As the sun dropped, the girls began to appear, strolling along the roadsides to lure commuters, truckers, taxi-drivers, or anyone else who had the time and the space to pull over. Now I understand the hotels.
The view from the bus stop looking up via Fratelli Bandiera. I was impressed that there could be a trash can here, out in the middle of I’ll-never-see-home-again-Land, while there is only one in the middle of via Garibaldi. As for the view, of course there is a difference between “ugly” and “inconvenient.” This part of the municipality of Venice manages to be both.
Finally the bus came. In 20 minutes or so we were at Piazzale Roma. We walked to the vaporetto stop. We waited with about 180 other people to get on the next vaporetto. We managed it. It took 25 minutes to reach the Giardini stop. Then we walked to our house.

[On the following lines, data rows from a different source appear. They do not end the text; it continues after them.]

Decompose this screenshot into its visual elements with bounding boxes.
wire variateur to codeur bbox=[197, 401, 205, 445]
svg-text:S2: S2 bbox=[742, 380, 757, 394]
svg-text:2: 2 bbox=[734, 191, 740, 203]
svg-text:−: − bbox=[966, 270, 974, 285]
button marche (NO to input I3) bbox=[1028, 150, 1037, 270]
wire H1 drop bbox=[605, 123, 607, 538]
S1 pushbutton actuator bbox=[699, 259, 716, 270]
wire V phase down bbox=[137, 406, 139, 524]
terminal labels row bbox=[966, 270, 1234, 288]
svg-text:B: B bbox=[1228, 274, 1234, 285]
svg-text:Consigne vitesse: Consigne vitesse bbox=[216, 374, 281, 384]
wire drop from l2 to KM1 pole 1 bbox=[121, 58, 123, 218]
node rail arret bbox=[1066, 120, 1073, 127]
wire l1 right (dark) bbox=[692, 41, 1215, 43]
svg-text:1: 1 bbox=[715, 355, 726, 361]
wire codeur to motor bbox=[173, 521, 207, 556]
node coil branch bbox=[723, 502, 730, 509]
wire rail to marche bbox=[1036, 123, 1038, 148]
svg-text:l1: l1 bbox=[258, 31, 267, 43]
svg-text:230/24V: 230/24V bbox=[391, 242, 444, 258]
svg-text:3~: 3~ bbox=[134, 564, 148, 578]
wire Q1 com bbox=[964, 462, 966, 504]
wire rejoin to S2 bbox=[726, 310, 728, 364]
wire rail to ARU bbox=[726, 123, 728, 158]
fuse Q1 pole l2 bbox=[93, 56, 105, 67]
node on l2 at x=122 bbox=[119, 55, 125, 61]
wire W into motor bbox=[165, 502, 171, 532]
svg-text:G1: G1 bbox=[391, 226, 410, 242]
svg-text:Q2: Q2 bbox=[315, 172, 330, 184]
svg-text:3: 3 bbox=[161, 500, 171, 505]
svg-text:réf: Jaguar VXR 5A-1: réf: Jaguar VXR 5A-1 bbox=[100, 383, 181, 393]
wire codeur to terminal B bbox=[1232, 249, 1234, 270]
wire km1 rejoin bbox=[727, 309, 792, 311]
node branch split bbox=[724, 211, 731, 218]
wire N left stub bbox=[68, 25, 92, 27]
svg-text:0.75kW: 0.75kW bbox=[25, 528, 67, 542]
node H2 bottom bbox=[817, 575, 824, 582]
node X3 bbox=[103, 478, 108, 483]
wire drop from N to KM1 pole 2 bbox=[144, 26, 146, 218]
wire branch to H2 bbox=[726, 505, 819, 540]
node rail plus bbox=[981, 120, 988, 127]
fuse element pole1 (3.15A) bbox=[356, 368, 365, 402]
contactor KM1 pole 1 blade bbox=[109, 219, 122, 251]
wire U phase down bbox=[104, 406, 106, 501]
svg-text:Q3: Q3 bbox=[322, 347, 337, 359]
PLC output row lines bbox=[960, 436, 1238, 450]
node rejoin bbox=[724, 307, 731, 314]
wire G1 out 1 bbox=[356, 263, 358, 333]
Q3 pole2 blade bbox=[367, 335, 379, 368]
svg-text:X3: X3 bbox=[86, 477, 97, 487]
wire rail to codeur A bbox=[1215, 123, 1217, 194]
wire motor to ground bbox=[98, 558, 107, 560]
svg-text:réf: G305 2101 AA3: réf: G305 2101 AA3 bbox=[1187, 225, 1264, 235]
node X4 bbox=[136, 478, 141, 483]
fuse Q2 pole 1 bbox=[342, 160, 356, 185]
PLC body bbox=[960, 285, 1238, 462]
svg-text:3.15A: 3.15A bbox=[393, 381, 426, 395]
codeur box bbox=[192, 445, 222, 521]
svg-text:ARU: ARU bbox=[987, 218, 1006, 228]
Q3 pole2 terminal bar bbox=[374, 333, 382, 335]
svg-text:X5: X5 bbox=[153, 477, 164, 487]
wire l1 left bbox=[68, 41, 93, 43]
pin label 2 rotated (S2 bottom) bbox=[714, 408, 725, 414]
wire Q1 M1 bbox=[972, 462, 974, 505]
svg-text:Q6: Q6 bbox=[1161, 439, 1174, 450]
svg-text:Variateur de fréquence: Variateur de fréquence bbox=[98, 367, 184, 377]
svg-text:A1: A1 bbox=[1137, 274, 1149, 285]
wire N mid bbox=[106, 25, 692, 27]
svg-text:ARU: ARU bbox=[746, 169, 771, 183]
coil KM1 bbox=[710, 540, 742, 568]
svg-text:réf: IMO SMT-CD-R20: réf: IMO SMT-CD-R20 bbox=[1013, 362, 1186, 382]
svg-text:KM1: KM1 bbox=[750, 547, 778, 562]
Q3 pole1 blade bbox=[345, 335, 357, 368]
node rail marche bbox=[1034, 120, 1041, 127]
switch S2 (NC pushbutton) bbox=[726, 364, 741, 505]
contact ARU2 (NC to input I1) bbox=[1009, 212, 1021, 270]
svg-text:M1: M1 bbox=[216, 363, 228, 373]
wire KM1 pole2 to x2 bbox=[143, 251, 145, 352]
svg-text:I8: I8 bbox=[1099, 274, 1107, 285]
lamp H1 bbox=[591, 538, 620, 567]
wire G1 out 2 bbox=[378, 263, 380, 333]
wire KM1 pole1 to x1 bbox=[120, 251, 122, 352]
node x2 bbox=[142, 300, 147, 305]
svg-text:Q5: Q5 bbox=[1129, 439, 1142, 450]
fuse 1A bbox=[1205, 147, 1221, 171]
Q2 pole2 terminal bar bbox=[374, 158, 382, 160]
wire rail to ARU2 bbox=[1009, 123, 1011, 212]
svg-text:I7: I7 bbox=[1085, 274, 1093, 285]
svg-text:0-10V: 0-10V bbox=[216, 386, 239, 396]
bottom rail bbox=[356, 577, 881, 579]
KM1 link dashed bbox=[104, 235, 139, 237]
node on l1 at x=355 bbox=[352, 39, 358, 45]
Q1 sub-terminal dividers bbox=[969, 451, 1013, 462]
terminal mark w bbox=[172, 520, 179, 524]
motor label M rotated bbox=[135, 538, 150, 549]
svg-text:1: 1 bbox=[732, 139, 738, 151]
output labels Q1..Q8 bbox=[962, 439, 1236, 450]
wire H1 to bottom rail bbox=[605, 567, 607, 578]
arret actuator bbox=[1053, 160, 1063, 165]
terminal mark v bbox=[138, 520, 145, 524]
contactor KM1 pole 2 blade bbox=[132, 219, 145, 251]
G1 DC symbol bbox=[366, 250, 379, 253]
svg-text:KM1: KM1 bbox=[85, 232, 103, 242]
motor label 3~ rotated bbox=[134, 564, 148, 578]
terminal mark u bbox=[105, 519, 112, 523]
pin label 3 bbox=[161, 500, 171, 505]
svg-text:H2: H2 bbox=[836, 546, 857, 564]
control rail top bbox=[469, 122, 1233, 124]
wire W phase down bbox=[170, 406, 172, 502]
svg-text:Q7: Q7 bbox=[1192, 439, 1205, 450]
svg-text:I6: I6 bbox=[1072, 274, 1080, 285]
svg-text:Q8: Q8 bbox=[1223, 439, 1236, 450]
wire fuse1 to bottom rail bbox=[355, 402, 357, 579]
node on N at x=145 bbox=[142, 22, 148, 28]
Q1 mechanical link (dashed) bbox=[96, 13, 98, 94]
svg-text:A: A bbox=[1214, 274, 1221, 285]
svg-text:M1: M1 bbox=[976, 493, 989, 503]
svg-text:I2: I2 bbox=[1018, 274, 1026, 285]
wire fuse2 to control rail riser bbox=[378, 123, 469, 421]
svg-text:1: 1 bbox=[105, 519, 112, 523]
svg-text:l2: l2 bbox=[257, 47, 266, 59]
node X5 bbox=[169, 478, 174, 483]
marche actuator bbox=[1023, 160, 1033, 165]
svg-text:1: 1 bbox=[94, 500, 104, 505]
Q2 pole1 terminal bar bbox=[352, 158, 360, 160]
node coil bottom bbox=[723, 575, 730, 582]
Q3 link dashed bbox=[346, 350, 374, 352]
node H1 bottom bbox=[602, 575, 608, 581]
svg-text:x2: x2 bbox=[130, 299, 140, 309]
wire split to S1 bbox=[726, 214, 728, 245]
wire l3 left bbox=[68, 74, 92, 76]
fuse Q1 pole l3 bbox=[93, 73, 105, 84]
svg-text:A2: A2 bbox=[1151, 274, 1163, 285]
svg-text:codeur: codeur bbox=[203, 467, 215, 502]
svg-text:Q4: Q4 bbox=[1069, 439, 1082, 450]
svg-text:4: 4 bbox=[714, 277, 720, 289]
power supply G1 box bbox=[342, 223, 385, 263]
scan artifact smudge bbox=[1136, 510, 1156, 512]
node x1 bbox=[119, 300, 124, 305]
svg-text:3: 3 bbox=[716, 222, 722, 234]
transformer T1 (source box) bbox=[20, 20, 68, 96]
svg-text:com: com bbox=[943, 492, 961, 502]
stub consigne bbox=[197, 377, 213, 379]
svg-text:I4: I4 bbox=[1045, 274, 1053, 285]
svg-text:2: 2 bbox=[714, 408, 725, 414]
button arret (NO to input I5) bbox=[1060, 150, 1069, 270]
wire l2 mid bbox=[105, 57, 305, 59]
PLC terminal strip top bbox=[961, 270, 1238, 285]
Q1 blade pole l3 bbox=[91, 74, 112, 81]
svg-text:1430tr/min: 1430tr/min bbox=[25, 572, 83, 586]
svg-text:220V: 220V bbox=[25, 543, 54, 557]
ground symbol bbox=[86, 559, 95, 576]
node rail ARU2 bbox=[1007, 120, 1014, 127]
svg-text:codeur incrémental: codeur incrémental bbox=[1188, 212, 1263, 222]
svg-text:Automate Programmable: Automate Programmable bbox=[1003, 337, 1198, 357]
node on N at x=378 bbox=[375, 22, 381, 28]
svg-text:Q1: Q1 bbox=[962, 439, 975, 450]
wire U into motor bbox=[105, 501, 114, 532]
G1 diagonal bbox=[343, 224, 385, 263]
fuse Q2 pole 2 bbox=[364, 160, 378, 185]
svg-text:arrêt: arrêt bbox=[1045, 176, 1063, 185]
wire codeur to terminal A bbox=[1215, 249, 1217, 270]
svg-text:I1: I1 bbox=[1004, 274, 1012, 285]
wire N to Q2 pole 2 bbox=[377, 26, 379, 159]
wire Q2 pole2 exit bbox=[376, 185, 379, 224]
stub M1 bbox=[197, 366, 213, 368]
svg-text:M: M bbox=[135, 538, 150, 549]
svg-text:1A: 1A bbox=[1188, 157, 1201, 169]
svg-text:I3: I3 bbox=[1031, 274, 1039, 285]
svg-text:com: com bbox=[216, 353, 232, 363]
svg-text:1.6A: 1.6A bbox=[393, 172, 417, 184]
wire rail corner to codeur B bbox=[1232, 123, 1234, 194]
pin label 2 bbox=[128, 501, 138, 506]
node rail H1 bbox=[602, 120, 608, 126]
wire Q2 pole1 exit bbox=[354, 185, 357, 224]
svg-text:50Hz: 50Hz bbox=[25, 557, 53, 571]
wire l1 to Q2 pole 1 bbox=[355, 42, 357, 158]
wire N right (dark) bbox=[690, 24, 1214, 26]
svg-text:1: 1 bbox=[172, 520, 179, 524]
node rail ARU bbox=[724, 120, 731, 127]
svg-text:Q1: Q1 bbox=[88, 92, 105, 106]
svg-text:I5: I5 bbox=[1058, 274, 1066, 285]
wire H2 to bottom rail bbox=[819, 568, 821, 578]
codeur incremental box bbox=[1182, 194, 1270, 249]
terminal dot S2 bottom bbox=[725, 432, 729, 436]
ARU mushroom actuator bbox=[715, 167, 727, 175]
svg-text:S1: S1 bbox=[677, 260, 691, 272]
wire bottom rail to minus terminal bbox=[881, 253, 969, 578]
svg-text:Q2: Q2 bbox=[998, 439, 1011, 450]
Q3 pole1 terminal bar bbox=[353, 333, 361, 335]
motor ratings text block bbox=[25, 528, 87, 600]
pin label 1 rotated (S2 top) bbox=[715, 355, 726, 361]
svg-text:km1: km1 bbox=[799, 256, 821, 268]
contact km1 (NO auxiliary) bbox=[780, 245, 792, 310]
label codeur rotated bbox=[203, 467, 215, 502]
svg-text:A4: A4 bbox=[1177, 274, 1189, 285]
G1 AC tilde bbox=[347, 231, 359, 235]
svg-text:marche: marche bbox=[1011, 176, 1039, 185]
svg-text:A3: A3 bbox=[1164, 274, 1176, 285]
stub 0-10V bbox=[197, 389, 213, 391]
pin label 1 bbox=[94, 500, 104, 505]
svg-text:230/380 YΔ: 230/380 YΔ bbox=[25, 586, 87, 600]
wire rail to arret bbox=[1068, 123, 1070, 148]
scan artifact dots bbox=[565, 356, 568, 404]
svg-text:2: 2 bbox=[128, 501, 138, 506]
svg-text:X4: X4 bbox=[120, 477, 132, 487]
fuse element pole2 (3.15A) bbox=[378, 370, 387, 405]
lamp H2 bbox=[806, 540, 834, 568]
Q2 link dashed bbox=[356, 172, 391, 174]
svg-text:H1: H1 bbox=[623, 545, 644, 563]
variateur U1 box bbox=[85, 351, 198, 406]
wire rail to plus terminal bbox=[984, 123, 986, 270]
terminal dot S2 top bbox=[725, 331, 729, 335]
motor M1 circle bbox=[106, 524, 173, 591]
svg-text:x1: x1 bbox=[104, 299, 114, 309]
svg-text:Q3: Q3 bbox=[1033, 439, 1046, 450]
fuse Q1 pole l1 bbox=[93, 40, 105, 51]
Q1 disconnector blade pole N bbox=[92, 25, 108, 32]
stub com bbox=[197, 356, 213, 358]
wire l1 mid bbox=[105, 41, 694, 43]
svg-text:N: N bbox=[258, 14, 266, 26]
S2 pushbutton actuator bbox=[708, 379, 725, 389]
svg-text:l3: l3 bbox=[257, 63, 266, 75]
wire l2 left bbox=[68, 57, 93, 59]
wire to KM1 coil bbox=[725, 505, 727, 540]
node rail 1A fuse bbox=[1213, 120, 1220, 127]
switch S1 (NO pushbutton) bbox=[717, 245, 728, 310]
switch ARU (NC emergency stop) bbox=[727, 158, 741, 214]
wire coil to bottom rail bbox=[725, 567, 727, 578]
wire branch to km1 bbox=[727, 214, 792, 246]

We walked in at about 5:30. We’d been on our feet for almost the entire four hours of this little Venetian pilgrimage. Part of that time was spent discussing what sort of boat we were going to be able to wrangle in order to get to Tronchetto and pick up our stuff and get it home.
If you don’t own a motorboat, which we don’t, the options are to borrow one, with or without driver (raising the question of remuneration), or… row. I think we’re probably going to row all the way over and back.
Yes? A question in the back? Why didn’t we carry our purchase back to Venice on the bus and vaporetto? Because of the 180-cm stanchions. Lino was convinced that they would be a big problem on the vaporetto, not to mention the bus.
However, we saw someone on the bus hauling a pair of skis and a big IKEA bag with two pairs of ski boots; I pointed him out to Lino saying, “Well, nobody minds him carrying his skis on the bus, and they’re no longer than the stanchions.”
Lino retorted that the bus wasn’t crowded, which wasn’t going to be true of the vaporetto; in any case, logic is a frail reed — you can’t lean heavy arguments against it. Besides, we both know that it’s the marinaio (the person who ties up the boat at each stop) who gets to decide what to allow on board.
A plumber once told us that he was about to get on the vaporetto one morning with his cart loaded with his tools, and the marinaio told him he couldn’t get on.
“The vaporetto was half-empty,” the plumber said. “So I asked him why?’
“He told me, ‘Because I said so.'”
I didn’t especially want to have to wait on the dock with my stanchions, which in fact are no higher than plenty of people, till a marinaio arrived who wouldn’t consider my cargo excessive. I would have risked it, but Lino drew the line.
Now I have to start thinking about how I can construct a brace, seeing that there are none to be had, not even for ready money.
Then again, it’s not hard to find reminders of why it’s worth putting up with all the inconvenience.
I must remember that one reason it still works so well for the egrets is because they have very few needs. Least of all for a bookcase.And speaking of logistics, I withdraw my objections to everything, Your Honor, and yield to the honorable new mother of twins. Zounds!